Les figurines sont basées sur les modèles 3D d'une sélection de statues ; ces modèles ont été réalisés à l'aide de photographies, dont les informations manquantes ont été complétées par des logiciels appropriés. Une tâche longue et ardue, selon Allahyari, car si certaines statues ont été photographiées des centaines de fois avant leur destruction, d'autres sont peu documentées. Dans chaque statue exhibée par l'artiste se trouve une clé USB contenant l'ensemble de ses recherches sur l'oeuvre, ainsi qu'un blueprint. Il faut bien sûr creuser la statue avant de pouvoir la retirer. Les visiteurs de l'exposition peuvent également brancher leurs clés USB dans des ports insérés dans les murs du bâtiment afin de récupérer les fichiers en question.

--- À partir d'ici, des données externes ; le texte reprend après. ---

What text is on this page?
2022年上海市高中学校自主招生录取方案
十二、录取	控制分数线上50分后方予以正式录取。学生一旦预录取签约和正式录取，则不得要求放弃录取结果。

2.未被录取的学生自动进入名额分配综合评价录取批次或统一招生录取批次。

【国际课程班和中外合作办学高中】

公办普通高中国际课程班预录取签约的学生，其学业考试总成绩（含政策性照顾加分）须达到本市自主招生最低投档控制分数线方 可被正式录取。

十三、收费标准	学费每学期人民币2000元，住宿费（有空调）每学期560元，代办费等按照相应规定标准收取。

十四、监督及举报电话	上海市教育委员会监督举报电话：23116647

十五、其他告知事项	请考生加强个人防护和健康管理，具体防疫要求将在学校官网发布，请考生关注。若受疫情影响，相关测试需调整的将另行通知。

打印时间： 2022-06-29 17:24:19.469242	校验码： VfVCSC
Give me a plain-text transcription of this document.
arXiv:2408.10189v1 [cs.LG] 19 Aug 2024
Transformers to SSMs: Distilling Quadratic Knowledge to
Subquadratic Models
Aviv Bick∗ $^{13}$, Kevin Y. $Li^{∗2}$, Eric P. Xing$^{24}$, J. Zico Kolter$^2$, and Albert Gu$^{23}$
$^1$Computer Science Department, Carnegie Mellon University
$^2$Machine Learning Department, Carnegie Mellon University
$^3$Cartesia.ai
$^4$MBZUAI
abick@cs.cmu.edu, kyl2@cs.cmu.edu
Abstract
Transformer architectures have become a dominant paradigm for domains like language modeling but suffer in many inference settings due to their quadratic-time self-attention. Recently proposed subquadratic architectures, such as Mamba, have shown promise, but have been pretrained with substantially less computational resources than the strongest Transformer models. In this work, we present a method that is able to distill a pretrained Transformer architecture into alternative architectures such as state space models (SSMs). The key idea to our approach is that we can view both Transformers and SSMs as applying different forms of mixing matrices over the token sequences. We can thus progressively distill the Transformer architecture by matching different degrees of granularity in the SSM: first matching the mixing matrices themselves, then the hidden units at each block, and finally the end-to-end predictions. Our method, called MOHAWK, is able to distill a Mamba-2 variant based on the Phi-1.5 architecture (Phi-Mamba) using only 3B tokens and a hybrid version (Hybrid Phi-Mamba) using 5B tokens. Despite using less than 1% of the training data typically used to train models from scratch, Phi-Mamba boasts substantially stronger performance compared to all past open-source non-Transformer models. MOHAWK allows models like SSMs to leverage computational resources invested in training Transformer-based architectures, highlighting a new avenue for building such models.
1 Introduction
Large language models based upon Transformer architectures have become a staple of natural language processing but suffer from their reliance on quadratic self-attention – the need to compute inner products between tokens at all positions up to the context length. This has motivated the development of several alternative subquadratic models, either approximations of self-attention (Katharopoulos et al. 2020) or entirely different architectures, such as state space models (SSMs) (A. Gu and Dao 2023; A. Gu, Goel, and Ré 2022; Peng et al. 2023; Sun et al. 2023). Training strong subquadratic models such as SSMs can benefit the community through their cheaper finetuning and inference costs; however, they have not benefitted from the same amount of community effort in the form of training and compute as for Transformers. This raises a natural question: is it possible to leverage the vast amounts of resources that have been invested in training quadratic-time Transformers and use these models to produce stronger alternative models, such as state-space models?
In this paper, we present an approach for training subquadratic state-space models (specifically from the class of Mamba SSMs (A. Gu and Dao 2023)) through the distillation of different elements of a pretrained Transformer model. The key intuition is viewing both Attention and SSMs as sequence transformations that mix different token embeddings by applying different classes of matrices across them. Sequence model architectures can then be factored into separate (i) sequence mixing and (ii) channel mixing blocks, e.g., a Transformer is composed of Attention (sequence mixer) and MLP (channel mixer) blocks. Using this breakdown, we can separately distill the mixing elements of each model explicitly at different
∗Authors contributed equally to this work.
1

En dépit de tous ses efforts pour diffuser les artefacts anciens auprès du public sous forme d'impressions 3D, Allahyari explique qu'elle n'est pas une fanatique de l'impression 3D, le genre de personne convaincu qu'il faut désormais tout imprimer en 3D jusqu'aux maisons et aux bâtiments publics. Elle a seulement trouvé là un outil commode pour diffuser des éléments historiques qui lui semblent essentiels.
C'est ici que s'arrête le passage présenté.